The dominance of littoral species reflects the higher niche diversity in littoral habitats compared with the homogenous pelagic habitat. Littoral cladocerans show highly diverse habitat preferences, including submerged macrophytes, sediments, sand and rock surfaces, as well as the water column (Pennak 1966; DiFonzo and Campbell 1988; Paterson 1993). Thus, the high richness of littoral species may reflect an adaptive radiation not only with regard to feeding preferences, but also for spatial niches. It may also reflect that the evolutionary origin of the several species-rich microcrustacean taxa like the chydorids is littoral (cf., Fryer 1968). It should be noted that, because of the spatial diversity and potential constraints on adequate and representative sampling procedures in the littoral zone, it is more likely that the true number of species is underestimated in the littoral than in the pelagic habitat. Hence, our reported dominance of littoral species should be seen as minimum estimates.

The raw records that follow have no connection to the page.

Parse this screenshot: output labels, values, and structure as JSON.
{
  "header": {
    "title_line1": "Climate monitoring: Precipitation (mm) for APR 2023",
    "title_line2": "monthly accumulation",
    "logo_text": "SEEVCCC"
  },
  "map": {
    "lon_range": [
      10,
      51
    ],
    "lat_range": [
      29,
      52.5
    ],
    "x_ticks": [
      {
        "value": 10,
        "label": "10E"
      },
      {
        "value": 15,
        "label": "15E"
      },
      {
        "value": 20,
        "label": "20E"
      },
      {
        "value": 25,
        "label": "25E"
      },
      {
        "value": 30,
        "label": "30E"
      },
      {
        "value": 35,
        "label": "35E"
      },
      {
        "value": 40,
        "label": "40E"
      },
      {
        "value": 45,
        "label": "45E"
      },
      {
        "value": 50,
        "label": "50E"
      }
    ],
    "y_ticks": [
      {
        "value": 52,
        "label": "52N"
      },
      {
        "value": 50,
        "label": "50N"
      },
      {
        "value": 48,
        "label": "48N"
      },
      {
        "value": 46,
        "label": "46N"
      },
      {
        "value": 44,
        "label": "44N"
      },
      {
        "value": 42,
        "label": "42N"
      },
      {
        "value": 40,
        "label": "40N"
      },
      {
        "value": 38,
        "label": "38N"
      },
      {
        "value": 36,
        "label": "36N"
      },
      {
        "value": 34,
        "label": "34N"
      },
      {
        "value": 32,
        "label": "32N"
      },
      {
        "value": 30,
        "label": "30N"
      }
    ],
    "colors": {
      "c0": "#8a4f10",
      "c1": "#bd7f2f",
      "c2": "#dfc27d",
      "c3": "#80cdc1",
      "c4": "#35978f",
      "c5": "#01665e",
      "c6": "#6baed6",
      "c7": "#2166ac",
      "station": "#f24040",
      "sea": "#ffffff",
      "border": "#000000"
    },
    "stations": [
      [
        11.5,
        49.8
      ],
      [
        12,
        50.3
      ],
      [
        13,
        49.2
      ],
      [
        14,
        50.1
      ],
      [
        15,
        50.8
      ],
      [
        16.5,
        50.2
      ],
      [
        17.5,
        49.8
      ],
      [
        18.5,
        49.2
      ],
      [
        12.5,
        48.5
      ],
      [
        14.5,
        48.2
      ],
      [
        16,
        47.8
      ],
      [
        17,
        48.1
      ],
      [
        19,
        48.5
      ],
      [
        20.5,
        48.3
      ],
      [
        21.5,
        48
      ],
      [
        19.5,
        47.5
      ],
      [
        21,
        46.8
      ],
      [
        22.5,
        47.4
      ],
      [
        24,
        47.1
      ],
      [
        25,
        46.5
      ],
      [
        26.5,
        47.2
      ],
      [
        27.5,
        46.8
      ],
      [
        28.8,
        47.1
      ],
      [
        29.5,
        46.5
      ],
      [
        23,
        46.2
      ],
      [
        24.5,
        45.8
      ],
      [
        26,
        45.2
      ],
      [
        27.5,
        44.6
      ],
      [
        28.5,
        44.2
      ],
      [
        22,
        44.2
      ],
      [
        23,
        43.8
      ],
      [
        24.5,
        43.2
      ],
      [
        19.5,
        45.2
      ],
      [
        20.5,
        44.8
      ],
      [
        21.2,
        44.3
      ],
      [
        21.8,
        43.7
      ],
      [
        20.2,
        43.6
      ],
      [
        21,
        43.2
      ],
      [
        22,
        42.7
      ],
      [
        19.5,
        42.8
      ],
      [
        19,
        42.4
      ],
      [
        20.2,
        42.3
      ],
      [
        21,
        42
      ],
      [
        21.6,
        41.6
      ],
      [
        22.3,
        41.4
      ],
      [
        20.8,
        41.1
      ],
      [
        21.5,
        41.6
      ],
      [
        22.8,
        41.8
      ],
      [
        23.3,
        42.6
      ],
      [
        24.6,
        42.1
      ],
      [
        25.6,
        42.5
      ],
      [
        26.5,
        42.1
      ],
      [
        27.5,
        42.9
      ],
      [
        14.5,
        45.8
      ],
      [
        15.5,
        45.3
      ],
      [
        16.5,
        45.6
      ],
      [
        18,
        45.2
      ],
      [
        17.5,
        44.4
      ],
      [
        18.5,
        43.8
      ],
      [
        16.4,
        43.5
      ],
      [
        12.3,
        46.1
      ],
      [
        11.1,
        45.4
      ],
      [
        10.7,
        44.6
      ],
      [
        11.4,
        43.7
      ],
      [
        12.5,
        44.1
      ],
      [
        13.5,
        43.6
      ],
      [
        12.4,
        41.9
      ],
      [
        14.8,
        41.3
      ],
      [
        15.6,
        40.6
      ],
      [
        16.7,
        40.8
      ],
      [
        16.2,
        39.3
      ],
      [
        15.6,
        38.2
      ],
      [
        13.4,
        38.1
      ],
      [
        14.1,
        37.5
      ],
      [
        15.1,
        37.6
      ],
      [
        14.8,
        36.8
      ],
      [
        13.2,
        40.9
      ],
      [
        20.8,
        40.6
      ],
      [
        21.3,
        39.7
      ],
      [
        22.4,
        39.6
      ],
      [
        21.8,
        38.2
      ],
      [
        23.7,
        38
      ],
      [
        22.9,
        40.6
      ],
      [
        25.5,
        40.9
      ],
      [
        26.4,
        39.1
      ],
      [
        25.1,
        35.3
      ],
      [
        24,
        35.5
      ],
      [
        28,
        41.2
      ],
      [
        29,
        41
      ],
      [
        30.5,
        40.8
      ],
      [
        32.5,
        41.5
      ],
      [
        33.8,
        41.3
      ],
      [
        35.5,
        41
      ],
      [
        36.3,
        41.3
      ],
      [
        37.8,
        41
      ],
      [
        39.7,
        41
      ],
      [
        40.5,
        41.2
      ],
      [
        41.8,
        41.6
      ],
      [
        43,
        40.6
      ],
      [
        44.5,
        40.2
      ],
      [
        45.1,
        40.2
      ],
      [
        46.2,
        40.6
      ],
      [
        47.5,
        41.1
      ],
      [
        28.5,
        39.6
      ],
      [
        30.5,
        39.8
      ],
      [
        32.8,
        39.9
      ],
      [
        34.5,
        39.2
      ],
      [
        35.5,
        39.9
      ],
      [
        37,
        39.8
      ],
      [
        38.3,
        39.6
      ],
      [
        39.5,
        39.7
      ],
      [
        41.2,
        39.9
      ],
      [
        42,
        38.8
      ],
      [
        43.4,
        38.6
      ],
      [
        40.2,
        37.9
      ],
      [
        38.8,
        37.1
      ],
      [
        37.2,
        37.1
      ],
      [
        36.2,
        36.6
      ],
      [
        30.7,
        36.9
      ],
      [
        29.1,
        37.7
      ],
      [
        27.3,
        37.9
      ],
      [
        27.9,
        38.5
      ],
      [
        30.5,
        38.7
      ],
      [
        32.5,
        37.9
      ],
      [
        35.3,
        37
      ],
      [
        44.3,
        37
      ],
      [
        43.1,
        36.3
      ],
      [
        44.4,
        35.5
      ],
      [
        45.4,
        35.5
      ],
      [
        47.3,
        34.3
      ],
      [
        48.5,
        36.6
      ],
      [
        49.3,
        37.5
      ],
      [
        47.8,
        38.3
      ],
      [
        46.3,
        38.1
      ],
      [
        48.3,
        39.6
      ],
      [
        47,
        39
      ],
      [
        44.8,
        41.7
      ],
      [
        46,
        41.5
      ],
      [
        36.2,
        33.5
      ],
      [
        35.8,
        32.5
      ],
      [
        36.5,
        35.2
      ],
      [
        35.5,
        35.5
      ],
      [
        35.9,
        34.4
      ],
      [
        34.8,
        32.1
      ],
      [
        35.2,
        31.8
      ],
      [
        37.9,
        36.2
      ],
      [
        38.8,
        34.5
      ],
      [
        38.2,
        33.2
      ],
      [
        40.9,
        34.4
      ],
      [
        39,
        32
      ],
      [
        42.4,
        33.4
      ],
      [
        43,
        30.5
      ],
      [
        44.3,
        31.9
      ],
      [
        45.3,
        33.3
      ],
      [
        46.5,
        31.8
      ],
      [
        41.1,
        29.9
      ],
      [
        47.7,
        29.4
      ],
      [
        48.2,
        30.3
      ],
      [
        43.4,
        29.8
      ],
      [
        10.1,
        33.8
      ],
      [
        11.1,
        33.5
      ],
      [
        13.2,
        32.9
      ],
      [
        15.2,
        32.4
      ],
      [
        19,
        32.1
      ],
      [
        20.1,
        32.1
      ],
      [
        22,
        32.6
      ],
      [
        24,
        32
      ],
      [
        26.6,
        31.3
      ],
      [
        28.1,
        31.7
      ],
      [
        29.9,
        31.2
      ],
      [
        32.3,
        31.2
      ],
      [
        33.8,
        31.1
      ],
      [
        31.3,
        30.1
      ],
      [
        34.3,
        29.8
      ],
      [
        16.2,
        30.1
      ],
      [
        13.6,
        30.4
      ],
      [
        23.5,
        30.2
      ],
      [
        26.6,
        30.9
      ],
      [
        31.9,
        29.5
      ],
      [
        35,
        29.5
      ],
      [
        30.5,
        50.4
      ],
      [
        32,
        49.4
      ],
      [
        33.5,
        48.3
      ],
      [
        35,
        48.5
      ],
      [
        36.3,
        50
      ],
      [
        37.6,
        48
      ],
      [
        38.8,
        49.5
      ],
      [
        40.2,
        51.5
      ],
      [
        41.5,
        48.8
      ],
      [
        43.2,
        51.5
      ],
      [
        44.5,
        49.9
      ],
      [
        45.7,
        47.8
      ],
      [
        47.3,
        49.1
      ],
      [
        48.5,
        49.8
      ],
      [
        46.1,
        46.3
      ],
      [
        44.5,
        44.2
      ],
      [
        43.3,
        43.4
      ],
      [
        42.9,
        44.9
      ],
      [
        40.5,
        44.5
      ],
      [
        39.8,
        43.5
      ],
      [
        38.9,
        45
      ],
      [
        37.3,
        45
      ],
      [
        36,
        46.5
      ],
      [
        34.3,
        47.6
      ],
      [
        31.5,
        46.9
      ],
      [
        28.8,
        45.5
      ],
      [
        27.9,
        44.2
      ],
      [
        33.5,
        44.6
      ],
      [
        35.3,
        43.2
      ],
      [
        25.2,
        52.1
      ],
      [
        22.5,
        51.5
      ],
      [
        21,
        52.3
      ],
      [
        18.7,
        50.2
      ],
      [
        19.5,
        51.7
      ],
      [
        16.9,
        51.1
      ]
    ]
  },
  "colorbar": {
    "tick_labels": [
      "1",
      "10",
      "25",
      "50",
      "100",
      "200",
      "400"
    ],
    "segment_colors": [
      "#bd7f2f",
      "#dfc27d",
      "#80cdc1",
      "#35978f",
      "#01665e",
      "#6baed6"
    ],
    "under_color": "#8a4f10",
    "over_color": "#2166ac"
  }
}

Though many crustacean species occur in a large fraction of both pelagic and littoral samples, this does not necessary imply that they are also numerically abundant. Species like Holopedium gibberum and Cyclops scutifer occurred in a large fraction of the localities, both in pelagic and littoral samples. Judged from their numerical abundance, however, their pelagic preference became clearer since they had high dominance score in pelagic samples while less so in the littoral samples. In contrast the large calanoid Heterocope saliens, which also occurred in a high fraction of both pelagic and littoral samples, was more typically littoral judged from the dominance score, i.e., when it occurred in littoral samples it often did so in large numbers. Dominance score had less effect in the littoral end of the first axis, since these species were so strongly associated with the littoral zone. In conclusion, our study demonstrates not only that littoral or semilittoral species are major contributors to microcrustacean biodiversity in lakes, it also underlines the problems of separating between ‘‘true’’ pelagic zooplankton species and their littoral counterparts when assessing species richness on the basis of pelagic samples.